Her words stopped as though cut with the sharp sword she had waved an hour before. She dropped back to the bed. The doctor rose quickly, and the father gasped.

"She has fainted," said the man in red quietly. "That is all. A tremendous nerve-shock, but she will be all right. And when she comes to, she will no longer be mad. The discovery as far as she is concerned, that the dread master she thought she must serve is only mortal, will restore her sanity."

The doctor stared at him.

"I can almost believe you, Mr. Keane," he said slowly, "though when Miss Ivor was brought in here I would have sworn nothing could ever cure her madness. Who are you, that you know the mind so well, and know so well the exact thing to do to cure her? "

Ascott Keane shrugged powerful shoulders.

"It doesn't matter who I am." He turned to John Ivor. "We'll leave her here in good hands for a little while," he said. "Shall we go to your home?"

"Yes," breathed the father of the girl who had been mad. "Yes. Anything you say. You have saved my girl. Now, if you could only do something for my boy - - -"

"That's what we shall talk about," said Ascott Keane.

In John Ivor's home on the boulevard, Keane and Ivor faced each other in a quiet library room. The phone has Just rung, and word came from the hospital that Miss Ivor had regained consciousness and was indeed sane, though broken by some terrible experience she had gone through and of which she refused to speak. John Ivor's face was still pale, and his hands still trembled; but in his eyes there was a measure of relief.

"Thank G.o.d for your arrival!" he said brokenly. "If there is anything I can do to - -"

Keane waved his hand.

"Forget that. I'm a wealthy man myself, perhaps richer than you are. Tell me everything about the kidnapping. I think I know most of it, but tell me anyway."

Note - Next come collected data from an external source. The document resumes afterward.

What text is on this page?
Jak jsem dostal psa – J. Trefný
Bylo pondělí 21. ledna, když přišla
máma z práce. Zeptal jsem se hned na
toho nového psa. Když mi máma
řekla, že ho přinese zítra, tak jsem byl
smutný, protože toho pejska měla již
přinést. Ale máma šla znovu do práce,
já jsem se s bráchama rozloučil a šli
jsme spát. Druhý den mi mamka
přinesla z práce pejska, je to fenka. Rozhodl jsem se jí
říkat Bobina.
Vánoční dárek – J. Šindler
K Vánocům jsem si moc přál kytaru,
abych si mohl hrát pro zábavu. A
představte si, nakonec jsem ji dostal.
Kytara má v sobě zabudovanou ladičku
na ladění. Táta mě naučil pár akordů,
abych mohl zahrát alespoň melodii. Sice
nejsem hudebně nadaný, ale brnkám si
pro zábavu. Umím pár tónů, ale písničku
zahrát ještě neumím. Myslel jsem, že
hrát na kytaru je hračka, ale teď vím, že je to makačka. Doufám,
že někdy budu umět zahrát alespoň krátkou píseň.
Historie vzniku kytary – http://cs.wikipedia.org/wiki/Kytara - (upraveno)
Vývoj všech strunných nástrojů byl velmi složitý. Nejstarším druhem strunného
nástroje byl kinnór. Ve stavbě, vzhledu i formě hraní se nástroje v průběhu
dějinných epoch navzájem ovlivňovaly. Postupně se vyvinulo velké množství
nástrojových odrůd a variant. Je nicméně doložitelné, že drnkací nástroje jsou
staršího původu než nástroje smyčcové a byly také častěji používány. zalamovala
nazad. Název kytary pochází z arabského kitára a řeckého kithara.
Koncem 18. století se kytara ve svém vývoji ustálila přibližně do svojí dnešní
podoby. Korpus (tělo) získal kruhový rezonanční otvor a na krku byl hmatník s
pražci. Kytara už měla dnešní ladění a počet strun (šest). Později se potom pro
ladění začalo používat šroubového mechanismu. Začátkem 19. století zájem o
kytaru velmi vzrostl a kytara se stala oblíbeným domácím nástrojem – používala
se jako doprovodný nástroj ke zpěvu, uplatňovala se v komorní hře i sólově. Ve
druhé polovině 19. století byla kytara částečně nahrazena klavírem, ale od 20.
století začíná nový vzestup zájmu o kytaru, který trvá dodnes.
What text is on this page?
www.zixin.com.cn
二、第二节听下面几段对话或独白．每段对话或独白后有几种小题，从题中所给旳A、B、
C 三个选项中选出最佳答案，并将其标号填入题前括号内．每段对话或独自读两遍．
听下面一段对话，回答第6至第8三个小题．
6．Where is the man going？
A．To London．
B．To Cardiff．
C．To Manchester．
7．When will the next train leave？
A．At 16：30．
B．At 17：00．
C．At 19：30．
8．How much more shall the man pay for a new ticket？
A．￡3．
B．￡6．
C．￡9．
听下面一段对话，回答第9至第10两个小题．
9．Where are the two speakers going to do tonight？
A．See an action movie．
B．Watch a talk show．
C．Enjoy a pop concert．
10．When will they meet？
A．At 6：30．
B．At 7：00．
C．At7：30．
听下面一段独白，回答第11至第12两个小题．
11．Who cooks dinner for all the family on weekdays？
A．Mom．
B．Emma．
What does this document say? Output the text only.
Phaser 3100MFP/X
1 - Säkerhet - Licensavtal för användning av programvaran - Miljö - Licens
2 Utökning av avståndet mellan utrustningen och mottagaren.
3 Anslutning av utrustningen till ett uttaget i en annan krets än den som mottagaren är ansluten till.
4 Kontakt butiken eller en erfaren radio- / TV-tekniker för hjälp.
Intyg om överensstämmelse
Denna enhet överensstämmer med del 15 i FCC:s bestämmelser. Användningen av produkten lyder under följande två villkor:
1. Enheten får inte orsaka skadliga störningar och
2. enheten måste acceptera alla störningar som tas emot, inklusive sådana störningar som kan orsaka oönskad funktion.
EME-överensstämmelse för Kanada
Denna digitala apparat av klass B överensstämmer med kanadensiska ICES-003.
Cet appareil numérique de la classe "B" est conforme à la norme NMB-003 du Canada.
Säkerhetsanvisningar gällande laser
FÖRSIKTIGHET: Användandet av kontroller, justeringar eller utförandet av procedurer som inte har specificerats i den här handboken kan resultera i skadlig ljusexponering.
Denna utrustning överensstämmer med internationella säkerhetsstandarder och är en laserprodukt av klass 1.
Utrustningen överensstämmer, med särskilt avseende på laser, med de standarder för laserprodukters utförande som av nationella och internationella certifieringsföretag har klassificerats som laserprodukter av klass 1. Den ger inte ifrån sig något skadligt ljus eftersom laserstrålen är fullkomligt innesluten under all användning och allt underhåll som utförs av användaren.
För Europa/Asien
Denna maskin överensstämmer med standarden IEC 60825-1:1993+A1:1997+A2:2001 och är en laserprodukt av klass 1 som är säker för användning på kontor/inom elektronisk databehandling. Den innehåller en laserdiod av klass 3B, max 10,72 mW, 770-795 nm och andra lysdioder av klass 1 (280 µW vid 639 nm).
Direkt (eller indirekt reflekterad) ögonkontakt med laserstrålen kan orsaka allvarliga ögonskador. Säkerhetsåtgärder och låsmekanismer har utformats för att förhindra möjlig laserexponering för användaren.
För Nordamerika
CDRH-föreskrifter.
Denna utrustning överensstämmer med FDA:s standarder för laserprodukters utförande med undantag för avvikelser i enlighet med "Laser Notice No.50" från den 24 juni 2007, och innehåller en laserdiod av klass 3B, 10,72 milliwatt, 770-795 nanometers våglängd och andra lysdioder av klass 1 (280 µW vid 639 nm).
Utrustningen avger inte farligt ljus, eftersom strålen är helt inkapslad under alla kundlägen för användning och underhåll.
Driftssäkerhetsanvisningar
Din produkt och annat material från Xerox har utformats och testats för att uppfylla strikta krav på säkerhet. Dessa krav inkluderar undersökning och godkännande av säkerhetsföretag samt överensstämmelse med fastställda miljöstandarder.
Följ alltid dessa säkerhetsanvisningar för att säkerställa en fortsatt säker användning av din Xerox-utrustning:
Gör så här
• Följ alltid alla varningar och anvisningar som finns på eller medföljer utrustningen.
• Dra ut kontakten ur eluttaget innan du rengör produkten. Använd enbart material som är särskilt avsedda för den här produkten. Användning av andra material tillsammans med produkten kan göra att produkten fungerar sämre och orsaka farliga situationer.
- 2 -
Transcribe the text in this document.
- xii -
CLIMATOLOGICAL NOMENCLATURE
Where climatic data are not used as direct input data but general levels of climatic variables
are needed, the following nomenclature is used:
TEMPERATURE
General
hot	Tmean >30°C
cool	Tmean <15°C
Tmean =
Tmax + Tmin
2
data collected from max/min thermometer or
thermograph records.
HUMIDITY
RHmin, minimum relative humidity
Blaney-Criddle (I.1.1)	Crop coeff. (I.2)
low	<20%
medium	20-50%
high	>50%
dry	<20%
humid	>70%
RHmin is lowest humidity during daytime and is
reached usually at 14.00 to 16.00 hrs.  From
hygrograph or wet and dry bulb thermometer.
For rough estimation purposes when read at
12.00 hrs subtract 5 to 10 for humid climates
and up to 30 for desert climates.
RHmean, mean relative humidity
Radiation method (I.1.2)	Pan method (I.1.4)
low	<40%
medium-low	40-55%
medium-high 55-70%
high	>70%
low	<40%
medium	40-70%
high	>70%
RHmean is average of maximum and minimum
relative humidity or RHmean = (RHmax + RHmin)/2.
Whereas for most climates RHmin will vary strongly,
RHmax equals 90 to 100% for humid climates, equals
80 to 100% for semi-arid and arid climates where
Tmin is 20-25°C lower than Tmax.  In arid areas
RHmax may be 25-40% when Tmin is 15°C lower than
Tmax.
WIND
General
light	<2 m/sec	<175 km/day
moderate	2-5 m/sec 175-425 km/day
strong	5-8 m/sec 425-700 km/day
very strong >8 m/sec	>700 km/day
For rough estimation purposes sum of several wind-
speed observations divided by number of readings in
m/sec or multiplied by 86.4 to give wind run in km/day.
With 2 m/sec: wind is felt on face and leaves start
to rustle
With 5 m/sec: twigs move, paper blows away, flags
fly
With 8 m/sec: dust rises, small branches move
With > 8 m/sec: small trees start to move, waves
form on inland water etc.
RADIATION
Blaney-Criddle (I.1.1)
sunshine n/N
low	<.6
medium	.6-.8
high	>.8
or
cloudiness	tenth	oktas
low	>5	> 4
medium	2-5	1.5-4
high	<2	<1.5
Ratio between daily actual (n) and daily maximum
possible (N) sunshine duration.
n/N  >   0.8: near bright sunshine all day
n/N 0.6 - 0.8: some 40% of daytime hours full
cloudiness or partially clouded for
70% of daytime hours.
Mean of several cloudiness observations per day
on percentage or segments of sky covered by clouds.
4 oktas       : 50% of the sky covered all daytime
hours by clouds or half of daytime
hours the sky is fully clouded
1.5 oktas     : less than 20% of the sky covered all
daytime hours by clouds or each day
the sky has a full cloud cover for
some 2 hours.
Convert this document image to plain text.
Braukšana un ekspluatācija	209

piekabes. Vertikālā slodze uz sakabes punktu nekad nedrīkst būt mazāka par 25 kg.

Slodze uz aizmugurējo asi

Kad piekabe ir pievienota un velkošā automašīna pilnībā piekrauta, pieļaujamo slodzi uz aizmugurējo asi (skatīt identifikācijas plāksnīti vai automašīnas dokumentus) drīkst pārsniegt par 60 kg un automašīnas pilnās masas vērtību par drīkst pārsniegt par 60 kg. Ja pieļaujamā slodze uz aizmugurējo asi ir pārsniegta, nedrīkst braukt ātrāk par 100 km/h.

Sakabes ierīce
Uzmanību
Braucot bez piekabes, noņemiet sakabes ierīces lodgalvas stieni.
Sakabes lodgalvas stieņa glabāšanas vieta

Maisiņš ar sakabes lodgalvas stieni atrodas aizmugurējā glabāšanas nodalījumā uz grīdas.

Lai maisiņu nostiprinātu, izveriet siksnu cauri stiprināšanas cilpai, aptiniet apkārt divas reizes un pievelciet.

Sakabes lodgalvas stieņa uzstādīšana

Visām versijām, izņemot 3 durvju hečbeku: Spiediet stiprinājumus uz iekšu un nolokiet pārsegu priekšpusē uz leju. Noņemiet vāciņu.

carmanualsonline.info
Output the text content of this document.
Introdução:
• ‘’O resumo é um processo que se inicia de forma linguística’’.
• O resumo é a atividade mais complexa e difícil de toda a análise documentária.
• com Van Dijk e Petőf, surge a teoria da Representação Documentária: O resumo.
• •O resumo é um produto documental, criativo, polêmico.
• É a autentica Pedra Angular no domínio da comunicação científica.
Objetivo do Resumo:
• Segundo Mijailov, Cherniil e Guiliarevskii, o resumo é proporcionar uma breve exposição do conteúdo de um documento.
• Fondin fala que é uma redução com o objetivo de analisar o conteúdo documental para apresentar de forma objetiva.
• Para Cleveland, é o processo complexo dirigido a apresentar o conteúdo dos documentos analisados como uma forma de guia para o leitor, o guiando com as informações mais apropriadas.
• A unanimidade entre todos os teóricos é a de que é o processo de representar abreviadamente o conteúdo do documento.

John Ivor sighed brokenly.

"It's hard to speak of it. A week ago today my daughter, Jane, and my son, Harold, started for the country club. Jane was going to play tennis with some friends, and Harold had a golfing engagement. They left - and did not come back."

"At six-thirty, an hour after they should have returned, I phoned the club. They had not gone there. No one had seen them, or knew anything about them. I wasn't too much worried, however, till my man came to me with a plain envelope and said there was a message in it left by some man who refused to wait for an answer.

"I opened the envelope and took out the message. It was the one that ha been shown in the papers: an announcement that Harold and Jane had been kidnapped and were being held for ransom, the amount of which and place of delivery would be given later.

"I still wasn't sure the letter was anything but the grim prank of some moron, but then the police phoned that they had just found Jane's wrecked roadster. It was in the ditch. And in the car - Ivor's voice cracked - was a man's handkerchief saturated with chloroform, and my daughters racket. With the racket were Harold's golf clubs.

"That night I got a note demanding that I pay one million dollars for the return of my boy and girl. I was to give the money at two in the afternoon, a week from that day, to a man who would receive it at a certain building under construction, where there would be no one on the sidewalk to try to stop him.

"I went to the police with everything. I knew it was risky, but so often kidnappers kill their victims anyway, and go on with their plans as if the victims were still alive, that I thought it more risky to keep the thing to myself."

Keane nodded.

"All as I have read for myself," he said. "Go on."